Red Hat Bugzilla – Bug 1277591
ETL service sampling has encountered an error. Please consult the service log for more details
Last modified: 2015-11-05 10:51:15 EST
Description of problem:
Customers RHEV-M web console will begin to perform very slowly, eventually becoming unusable. Restarting the ovirt-engine-dwhd service will cause the web console to become responsive again. However, they are seeing "TL service sampling has encountered an error. Please consult the service log for more details" in their log files every 25 or so minutes. We also see "Can not sample data, oVirt Engine is not updating the statistics. Please check your oVirt Engine status.|9704" in the logs as well.
Verified the database locale is set to en_US.UTF8
Reporting in RHEV is not working.
Version-Release number of selected component (if applicable):
starting and stopping the dwhd service will alleviate the problem temporarily.
Reporting in RHEV not working, and performance eventually degrades in the web console.
Will collect logs when customer is availble to, and then attach to this BZ bug.
I have collected the logs using engine-log-collector. I will be happy to share the logs with anyone that has a @redhat.com email address. Do not want to attach directly to this publicly facing BZ, since it may contain customer data.
I will be happy to post sanitzied bits of the collected logs as needed.
There seem to be two different problems here:
1. RHEV webadmin is slow.
2. DWH log error on not being able to collect from engine.
I would guess that the first causes the second and not the other way around.
This error is produced means that the engine heartbeat for DWH did not run in over a minute, causing to not collect the stats. Also the engine service might be down. Are we sure the DWH is the one causing the slowness?

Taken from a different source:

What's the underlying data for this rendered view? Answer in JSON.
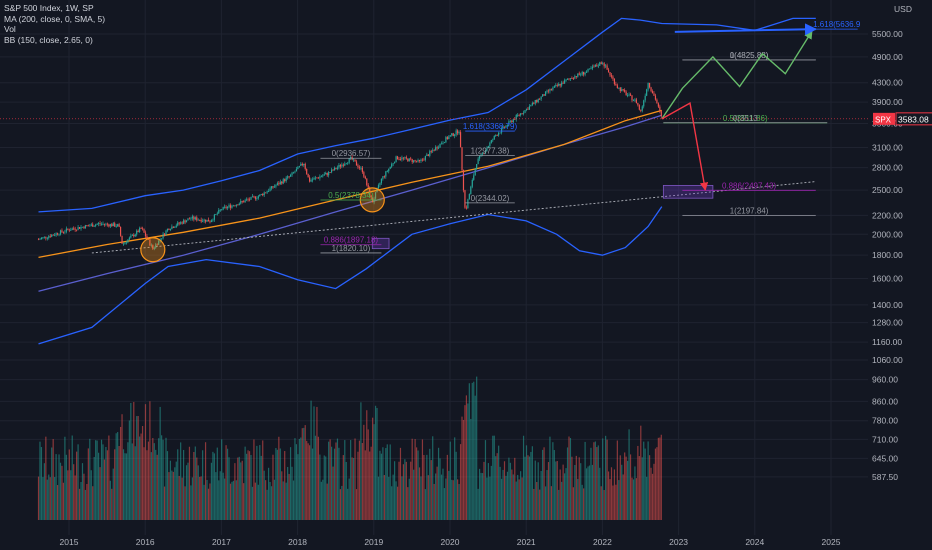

How much CPU\RAM is the DWH taking up?
I am not sure which causes which. the RHEV webamdin will work great for hours/days at a time, but will eventually slow and become unresponsive. By stopping the ovirt-engine-dwhd service the webadmin console will begin responding normally. The customer can leave the dwdh service stopped and the webadmin console will not slow.
This machine has 16 gig ram, and 4 procs. It is a virtual KVM guest on a RHEL6 host the customer is using specifically to run RHEV-M.
Many many thanks to Yaniv Dary for helping find a solution to this issue. There were three tables in the engine database that had their dates very far into the future (see below:)
lastSampling \N 2059-02-24 14:13:08.974-06
lastSync \N 2059-02-24 14:12:08-06
lastFullHostCheck \N 2059-02-24 14:12:08-06
Per Yaniv's suggestion I moved the dates of those three entires back to some time in the past (Jan 1st, 2000) so that DWHD would no long error every 30 seconds. Here is the postgresql statement I used:
UPDATE dwh_history_timekeeping SET var_datetime = '2000-01-01' WHERE var_name = 'lastSampling';
UPDATE dwh_history_timekeeping SET var_datetime = '2000-01-01' WHERE var_name = 'lastFullHostCheck';
UPDATE dwh_history_timekeeping SET var_datetime = '2000-01-01' WHERE var_name = 'lastSync';
I then restarted ovirt-engine-dwhd and let the data warehouse collect overnight. Reporting began working correctly.
Thank you very much to Yaniv for the help!